トランプと党内反乱、二正面からの崖っぷち
圧力源は二つある。一つはトランプ政権が突きつけるNATO負担増要求。「欧州は自分で守れ」という米国の姿勢は年々強まっており、英国が2%のままでいることへの風当たりは相当なものになっていたらしい。
もう一つが、足元の労働党内部だった。スターマーの支持率は低迷が続いており、2026年に入ってから党内の動揺が表面化しているとされる。「防衛強化で国民に存在感を見せる」という計算が、今回の決断の背後にあるとみられている。

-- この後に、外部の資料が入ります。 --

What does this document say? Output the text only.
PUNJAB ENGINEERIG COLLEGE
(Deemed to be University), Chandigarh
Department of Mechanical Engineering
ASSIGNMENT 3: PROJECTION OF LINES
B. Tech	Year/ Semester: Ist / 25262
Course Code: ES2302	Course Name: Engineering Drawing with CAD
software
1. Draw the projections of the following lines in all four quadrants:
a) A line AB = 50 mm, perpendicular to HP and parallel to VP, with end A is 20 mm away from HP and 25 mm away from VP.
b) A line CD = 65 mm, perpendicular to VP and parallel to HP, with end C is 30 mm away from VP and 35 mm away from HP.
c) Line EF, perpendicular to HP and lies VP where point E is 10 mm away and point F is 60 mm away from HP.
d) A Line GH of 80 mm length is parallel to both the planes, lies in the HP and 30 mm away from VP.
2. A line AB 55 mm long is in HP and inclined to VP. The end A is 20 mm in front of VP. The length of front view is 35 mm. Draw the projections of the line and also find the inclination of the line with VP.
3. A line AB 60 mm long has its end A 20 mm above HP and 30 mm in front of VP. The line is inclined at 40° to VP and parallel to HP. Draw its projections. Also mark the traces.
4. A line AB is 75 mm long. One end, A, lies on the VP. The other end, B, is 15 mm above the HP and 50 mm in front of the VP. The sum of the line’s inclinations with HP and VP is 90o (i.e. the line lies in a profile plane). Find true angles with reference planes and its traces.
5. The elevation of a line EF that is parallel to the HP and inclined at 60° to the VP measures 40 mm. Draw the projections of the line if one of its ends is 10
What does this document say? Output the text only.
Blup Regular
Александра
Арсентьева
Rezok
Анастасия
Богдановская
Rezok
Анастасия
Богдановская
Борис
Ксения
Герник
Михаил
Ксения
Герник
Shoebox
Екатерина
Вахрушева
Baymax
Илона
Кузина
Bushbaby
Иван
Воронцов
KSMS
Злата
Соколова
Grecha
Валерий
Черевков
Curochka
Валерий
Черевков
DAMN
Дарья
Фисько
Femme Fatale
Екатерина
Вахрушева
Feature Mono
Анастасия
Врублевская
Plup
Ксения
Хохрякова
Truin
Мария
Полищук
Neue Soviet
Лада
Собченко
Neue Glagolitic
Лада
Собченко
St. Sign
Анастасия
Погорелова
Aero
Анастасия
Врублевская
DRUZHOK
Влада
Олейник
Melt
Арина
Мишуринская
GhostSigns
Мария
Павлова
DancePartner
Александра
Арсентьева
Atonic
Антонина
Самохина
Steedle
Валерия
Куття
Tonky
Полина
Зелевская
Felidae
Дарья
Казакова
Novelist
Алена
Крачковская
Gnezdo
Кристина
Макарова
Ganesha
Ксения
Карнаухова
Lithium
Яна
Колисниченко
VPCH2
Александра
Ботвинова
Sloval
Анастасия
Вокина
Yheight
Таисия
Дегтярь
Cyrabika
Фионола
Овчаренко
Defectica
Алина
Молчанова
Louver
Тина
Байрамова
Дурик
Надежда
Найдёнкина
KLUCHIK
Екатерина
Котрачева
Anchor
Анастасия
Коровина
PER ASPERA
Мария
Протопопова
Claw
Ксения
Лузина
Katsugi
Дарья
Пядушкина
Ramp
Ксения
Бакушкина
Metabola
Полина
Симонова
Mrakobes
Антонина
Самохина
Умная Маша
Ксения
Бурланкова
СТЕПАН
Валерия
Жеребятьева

「キア・スターマー英首相は、ドナルド・トランプと自党・労働党の双方からの圧力の中、政治的立場を固めるため、当初計画を上回る英国の防衛費引き上げを決断した。」(Bloomberg, 2026年4月11日)
つまり、外圧と内圧が同時に重なったタイミングで、軍拡路線という「わかりやすいカード」を切ってきたということ。
英国GDP比3%の軍事費、財源の穴は誰が埋めるか
ただし、NATO負担分担の文脈でこの数字を見ると、話はすんなりしていない。GDPの3%超という水準は、英国の現状から計算すると年間数百億ポンド規模の追加支出になる。財源の候補は限られている——増税か、社会保障の削減か。
労働党は福祉国家の維持を旗印にして政権を取った。軍事費を積み増せば、その財源を医療や年金から削るという矛盾が生まれる。支持率を上げるための防衛強化が、逆に支持層を切り崩す——そういうシナリオも十分あり得る。
さらに今回の動きが欧州全体に与えるドミノ効果も見逃せない。英国がGDP比3%を打ち出せば、フランス・ドイツへの圧力が一気に強まる。NATO加盟国の間で「3%が新しい基準」として定着するようなら、欧州規模の軍拡競争が本格的に加速していく可能性があった。
この先どうなる
スターマー政権がこの方針を正式発表するタイミング、そして財源の手当てをどう説明するかが当面の焦点になりそうだ。増税路線を選べば中間層の反発、社会保障削減を選べば労働党の岩盤支持層が揺れる。どちらを選んでも火種が残る構図で、「防衛強化で支持率回復」という目論見が本当に機能するかは未知数といったところ。欧州側の反応次第では、NATO内部の防衛費をめぐる議論が2026年中に大きな転換点を迎える可能性もある。英国の財政論争と欧州の安保再編が、同時進行で動き出した局面と言えるだろう。